URL mismatch: The Audience URI in Okta must match entityID in Superset’s configuration exactly. If Okta expects https://superset.example.com/metadata/ but Superset is configured with https://superset.example.com/metadata, authentication fails silently.
Binding mismatch: Okta supports both HTTP-POST and HTTP-Redirect bindings for assertion delivery. Superset defaults to HTTP-POST, which is correct for most deployments. If you’re behind a proxy that strips POST data, you may need to switch to HTTP-Redirect.
To debug SAML issues, enable verbose logging in Superset:
import logging
logging.getLogger("onelogin.saml2").setLevel(logging.DEBUG)
Then check Superset’s logs for SAML parsing errors. Okta’s system log (in the admin dashboard) also shows authentication attempts and failures, which helps identify whether the problem is on Okta’s side or Superset’s.
Configuring Azure AD (Entra ID) with SAML
Microsoft’s Azure Active Directory (now called Entra ID) is another enterprise standard. The configuration approach is similar to Okta, but the Azure AD interface and metadata format differ slightly.
Step 1: Register Superset in Azure AD
In the Azure portal, navigate to Azure Active Directory > App registrations > New registration. Name the application “Apache Superset” and set the redirect URI to https://your-superset-domain.com/auth/login.

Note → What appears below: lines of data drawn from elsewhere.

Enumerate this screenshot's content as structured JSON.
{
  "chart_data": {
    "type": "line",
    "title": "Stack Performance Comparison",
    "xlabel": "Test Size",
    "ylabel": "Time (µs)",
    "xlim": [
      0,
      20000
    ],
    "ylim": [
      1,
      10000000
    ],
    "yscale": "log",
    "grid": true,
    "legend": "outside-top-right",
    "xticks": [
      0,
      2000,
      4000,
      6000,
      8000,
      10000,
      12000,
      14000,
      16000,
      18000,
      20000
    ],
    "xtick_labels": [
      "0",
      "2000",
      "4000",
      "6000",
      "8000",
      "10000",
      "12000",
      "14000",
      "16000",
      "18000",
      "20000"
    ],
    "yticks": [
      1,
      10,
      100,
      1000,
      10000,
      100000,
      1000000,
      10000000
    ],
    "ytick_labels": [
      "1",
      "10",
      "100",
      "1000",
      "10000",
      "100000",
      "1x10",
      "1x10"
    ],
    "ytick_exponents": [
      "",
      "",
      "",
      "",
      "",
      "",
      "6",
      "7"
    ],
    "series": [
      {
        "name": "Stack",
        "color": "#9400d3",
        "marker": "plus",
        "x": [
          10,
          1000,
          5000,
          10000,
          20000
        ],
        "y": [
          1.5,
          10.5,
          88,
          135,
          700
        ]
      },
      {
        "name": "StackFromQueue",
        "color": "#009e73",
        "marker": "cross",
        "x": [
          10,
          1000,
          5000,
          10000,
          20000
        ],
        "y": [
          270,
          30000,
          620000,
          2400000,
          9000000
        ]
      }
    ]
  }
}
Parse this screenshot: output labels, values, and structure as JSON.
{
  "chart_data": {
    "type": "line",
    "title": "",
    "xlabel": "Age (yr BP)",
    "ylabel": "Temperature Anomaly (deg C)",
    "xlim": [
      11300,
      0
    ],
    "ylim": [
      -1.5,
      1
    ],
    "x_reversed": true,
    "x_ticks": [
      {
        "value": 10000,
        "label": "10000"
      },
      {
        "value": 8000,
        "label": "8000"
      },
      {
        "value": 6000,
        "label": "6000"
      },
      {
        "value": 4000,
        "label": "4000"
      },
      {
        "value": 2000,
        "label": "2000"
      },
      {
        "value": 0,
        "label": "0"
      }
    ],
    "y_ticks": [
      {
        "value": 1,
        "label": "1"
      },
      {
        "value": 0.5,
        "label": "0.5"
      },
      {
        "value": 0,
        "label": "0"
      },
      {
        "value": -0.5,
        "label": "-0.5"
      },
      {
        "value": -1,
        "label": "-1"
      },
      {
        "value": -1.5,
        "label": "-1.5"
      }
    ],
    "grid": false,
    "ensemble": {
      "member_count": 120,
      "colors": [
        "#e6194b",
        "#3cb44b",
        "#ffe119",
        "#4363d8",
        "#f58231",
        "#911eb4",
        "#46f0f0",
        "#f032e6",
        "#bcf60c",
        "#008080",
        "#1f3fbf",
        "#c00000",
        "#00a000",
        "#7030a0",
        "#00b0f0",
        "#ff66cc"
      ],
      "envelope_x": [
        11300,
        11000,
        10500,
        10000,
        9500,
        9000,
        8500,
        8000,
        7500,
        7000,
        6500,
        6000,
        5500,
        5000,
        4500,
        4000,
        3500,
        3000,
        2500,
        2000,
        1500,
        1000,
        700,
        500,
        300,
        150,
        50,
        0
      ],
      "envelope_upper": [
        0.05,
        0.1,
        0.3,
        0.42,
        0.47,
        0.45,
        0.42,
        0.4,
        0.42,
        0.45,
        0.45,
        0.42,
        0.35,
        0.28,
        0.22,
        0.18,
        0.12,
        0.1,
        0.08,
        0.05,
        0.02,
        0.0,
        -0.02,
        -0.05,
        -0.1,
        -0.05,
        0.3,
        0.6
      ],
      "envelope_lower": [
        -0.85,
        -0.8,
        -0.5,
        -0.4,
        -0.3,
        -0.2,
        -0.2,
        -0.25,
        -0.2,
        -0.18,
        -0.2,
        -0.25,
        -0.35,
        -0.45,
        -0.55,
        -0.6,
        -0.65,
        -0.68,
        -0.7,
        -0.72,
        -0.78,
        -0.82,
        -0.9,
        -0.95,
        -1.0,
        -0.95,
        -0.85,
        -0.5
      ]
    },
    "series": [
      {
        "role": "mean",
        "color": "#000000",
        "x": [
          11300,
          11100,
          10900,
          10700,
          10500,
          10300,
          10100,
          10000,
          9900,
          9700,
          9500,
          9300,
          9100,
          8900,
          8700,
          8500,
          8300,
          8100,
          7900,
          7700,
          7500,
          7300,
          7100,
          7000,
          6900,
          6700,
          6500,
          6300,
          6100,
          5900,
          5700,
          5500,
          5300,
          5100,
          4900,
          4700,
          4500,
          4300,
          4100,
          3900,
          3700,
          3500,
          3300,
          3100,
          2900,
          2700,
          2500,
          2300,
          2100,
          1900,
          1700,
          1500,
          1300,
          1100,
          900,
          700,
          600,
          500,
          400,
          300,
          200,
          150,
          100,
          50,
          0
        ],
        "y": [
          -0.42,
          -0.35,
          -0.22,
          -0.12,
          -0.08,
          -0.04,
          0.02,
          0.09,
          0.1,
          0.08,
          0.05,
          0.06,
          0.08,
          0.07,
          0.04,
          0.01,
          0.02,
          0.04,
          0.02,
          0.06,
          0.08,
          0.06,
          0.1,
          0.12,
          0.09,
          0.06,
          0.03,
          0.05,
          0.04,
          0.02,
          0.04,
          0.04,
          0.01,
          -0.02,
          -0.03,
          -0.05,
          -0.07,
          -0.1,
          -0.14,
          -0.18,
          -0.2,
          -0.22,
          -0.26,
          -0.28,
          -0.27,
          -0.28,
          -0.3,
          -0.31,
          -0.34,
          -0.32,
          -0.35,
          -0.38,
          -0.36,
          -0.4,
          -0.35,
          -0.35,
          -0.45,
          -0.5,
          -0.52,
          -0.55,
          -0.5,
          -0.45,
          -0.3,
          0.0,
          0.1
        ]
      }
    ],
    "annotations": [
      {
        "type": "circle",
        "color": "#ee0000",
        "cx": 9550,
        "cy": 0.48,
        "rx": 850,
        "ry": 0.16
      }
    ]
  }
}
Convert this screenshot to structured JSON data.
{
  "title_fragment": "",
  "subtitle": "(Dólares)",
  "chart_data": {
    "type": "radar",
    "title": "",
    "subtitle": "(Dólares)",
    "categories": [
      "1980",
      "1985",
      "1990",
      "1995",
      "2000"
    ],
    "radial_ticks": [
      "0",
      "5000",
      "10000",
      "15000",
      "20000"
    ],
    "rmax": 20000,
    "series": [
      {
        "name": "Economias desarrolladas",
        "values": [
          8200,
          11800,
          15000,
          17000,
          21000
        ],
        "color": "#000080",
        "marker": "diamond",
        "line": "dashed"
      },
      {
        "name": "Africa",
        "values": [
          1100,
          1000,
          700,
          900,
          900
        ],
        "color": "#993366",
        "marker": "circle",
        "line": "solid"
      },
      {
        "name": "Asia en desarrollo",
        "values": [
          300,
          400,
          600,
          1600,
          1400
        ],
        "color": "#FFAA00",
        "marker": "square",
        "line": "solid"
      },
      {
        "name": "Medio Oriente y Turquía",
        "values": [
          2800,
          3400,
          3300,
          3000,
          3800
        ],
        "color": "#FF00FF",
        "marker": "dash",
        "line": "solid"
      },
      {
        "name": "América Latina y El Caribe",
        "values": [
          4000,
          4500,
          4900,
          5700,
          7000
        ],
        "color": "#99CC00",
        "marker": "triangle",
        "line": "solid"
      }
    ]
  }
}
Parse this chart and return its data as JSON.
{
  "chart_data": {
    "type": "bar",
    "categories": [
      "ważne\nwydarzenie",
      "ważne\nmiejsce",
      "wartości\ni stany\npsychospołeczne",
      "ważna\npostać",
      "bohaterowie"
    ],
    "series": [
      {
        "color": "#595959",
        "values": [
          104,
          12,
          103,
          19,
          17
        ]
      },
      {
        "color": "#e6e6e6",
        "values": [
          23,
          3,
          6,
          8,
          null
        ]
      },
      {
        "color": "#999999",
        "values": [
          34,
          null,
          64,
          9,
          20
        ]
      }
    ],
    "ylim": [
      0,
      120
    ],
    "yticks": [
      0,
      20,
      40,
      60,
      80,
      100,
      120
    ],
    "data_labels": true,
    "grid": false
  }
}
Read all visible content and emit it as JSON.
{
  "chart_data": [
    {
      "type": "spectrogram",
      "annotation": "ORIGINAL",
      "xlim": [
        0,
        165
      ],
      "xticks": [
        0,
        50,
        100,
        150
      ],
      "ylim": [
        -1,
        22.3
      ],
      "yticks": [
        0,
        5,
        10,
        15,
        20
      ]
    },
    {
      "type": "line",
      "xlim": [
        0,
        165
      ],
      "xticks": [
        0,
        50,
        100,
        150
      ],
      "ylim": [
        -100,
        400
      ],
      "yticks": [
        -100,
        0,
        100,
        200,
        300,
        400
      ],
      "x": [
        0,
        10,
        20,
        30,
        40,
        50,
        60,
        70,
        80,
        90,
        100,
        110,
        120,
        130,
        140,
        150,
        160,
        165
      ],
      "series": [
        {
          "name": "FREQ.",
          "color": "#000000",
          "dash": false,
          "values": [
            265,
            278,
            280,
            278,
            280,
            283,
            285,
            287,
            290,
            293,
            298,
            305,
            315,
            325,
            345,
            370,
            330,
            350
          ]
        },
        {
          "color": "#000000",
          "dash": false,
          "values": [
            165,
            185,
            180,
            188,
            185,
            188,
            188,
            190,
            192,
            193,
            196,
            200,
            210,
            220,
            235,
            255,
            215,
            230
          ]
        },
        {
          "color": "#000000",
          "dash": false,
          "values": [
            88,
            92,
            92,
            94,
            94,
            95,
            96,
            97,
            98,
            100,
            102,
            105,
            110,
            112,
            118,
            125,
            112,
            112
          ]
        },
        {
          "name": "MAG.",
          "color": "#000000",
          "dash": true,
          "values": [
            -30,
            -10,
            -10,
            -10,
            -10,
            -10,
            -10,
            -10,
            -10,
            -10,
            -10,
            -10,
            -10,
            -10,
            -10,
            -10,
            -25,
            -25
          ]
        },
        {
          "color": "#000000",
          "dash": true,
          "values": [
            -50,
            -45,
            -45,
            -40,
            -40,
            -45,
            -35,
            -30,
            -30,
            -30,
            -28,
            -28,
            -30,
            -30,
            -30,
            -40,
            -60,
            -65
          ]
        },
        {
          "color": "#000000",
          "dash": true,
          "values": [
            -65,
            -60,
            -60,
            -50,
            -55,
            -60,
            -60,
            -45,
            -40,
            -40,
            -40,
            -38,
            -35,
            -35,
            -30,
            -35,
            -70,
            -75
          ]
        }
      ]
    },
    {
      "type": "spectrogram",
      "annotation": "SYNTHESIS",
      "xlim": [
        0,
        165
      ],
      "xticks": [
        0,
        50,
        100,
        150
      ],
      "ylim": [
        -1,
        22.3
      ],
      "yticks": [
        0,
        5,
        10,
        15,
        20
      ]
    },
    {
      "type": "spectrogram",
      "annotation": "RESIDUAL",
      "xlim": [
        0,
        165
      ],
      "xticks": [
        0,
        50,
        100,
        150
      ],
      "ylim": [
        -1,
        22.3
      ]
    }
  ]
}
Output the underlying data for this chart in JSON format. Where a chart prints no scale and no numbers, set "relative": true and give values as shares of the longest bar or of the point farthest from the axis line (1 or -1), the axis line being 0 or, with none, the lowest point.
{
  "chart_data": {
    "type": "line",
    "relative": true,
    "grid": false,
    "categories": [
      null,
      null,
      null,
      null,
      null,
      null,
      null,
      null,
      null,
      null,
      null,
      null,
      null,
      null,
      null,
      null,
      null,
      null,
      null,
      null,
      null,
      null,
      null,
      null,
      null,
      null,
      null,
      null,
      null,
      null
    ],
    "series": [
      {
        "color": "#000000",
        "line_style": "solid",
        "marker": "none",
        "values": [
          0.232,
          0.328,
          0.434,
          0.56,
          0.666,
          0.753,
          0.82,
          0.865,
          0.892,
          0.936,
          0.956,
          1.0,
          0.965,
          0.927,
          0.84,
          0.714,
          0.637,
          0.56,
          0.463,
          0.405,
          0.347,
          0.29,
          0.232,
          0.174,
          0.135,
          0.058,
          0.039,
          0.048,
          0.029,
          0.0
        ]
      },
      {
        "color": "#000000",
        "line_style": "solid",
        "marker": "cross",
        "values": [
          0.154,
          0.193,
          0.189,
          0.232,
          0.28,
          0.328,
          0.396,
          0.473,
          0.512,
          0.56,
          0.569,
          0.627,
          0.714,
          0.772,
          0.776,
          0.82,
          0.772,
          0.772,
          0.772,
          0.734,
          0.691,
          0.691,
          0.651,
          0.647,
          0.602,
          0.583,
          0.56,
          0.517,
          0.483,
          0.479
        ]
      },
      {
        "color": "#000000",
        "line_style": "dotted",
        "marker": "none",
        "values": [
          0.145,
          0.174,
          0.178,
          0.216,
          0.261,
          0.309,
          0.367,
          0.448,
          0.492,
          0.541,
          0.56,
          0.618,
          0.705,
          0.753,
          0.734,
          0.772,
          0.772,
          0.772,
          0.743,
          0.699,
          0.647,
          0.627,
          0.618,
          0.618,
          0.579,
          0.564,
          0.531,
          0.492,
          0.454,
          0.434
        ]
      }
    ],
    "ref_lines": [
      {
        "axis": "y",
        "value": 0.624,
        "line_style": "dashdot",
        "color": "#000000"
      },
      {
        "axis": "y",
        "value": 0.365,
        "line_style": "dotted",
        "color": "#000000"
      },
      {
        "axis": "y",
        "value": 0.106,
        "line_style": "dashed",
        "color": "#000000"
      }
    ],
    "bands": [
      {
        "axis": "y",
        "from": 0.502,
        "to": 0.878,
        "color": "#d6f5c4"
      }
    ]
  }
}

Unlike Okta, Azure AD doesn’t have a built-in SAML application template. Instead, you’ll use Azure AD’s enterprise application gallery and configure SAML manually. Go to Enterprise applications > New application > Create your own application. Select Integrate any other application you don’t find in the gallery and name it “Apache Superset”.
Once created, navigate to the Single sign-on section and select SAML. Azure AD will prompt you to upload or configure SAML settings.
Step 2: Configure SAML Settings in Azure AD
You’ll need to provide:
Identifier (Entity ID): https://your-superset-domain.com/metadata/
Reply URL (Assertion Consumer Service URL): https://your-superset-domain.com/auth/login
Sign on URL: https://your-superset-domain.com/
In the Attributes & Claims section, configure the following claim mappings:
email→user.mailname→user.givennamegroups→user.groups(if using group-based RBAC)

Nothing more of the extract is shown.